Numerical Investigations of Asymmetric Inerter Nonlinear Energy Sink for Vibration Control

Abstract

Nonlinear energy sinks (NESs) and tuned mass damper (TMD) have achieved excellent control performance. However, their energy and frequency robustness, as well as a large desired slide mass, impede their wide application in practice. To address this limitation, this paper proposes an asymmetric NES that combines two types of inerter NES, the AsymI-1 NES and AsymI-2 NES, to improve the damping robustness of traditional control devices and reduce the damper mass.
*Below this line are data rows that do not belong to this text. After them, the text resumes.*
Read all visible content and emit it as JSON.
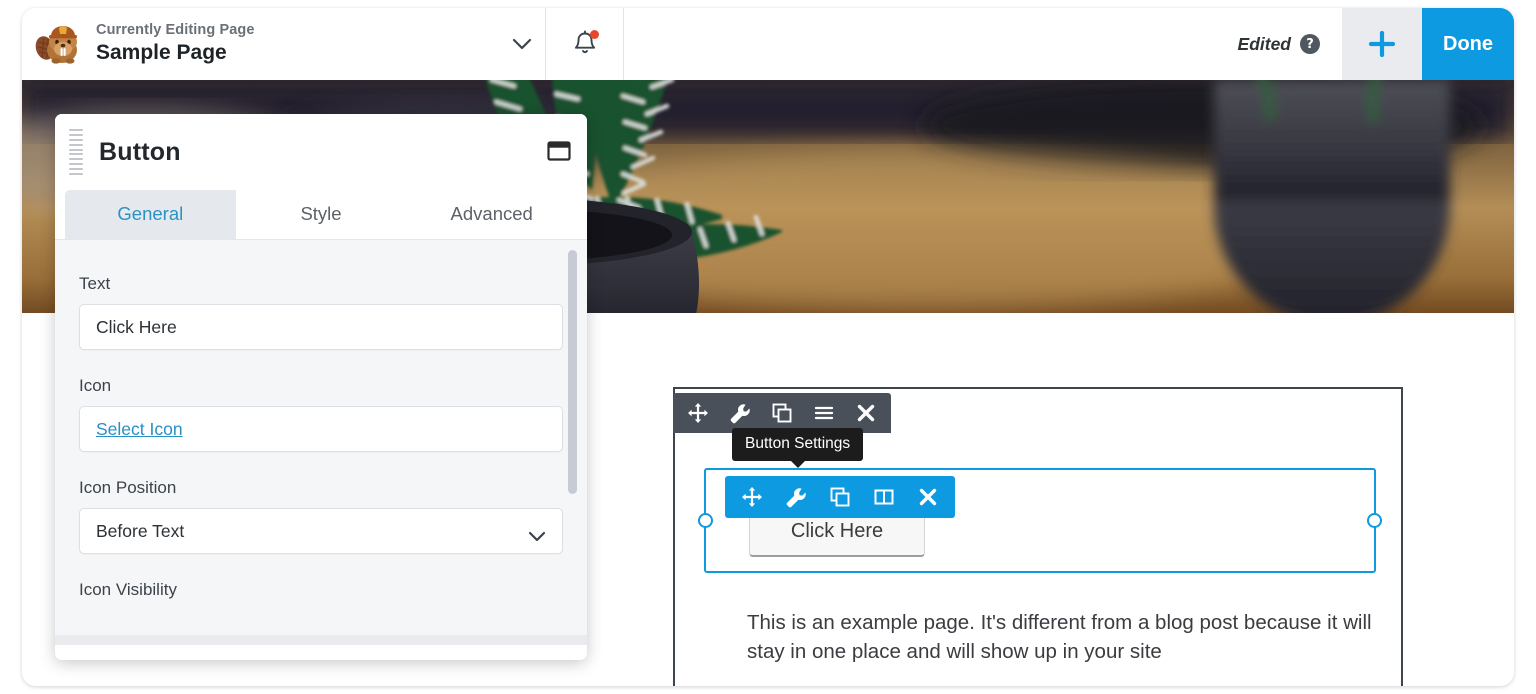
{
  "topbar": {
    "logo_icon": "beaver-logo-icon",
    "eyebrow": "Currently Editing Page",
    "page_title": "Sample Page",
    "caret_icon": "chevron-down-icon",
    "bell_icon": "bell-icon",
    "notification_dot": true,
    "edited_label": "Edited",
    "help_icon": "help-circle-icon",
    "help_glyph": "?",
    "add_icon": "plus-icon",
    "done_label": "Done",
    "accent_color": "#0e9ae0",
    "add_bg_color": "#e9ebee",
    "dot_color": "#e8472c"
  },
  "panel": {
    "grip_icon": "drag-grip-icon",
    "title": "Button",
    "window_icon": "restore-window-icon",
    "tabs": [
      {
        "label": "General",
        "active": true
      },
      {
        "label": "Style",
        "active": false
      },
      {
        "label": "Advanced",
        "active": false
      }
    ],
    "active_tab_color": "#2a93c4",
    "fields": [
      {
        "label": "Text",
        "value": "Click Here",
        "type": "text"
      },
      {
        "label": "Icon",
        "value": "Select Icon",
        "type": "link"
      },
      {
        "label": "Icon Position",
        "value": "Before Text",
        "type": "select",
        "caret_icon": "chevron-down-icon"
      },
      {
        "label": "Icon Visibility",
        "value": "",
        "type": "label-only"
      }
    ]
  },
  "canvas": {
    "dark_toolbar": {
      "bg_color": "#4a505a",
      "icons": [
        "move-icon",
        "wrench-icon",
        "duplicate-icon",
        "hamburger-icon",
        "close-icon"
      ]
    },
    "tooltip": "Button Settings",
    "blue_toolbar": {
      "bg_color": "#0e9ae0",
      "icons": [
        "move-icon",
        "wrench-icon",
        "duplicate-icon",
        "columns-icon",
        "close-icon"
      ]
    },
    "selection_color": "#0e9ae0",
    "row_outline_color": "#3f454d",
    "preview_button_label": "Click Here",
    "body_copy": "This is an example page. It's different from a blog post because it will stay in one place and will show up in your site",
    "hero_alt": "potted zebra haworthia plants on a wooden table"
  }
}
In addition, the distinction is achieved by adding an inerter between the sliding damper and the top or bottom story. Further, the mathematical formulation of the asymmetric inerter NES is deduced. The working principle of the proposed asymmetric inerter NES is presented, and motion equations of the asymmetric inerter NES-attached system are derived. The proposed asymmetric inerter NES is optimized using impulsive excitation to analyze its energy and frequency robustness. The control performance and wavelet spectrum analyses of the asymmetric inerter NES are conducted under the action of earthquakes. The analysis results show that combining the two asymmetric inerter NESs can help to absorb seismic energy rapidly, limit structural reaction, and ensure good energetic and frequency robustness. Furthermore, the proposed asymmetric inerter NES can significantly decrease the stroke requirement and damper mass.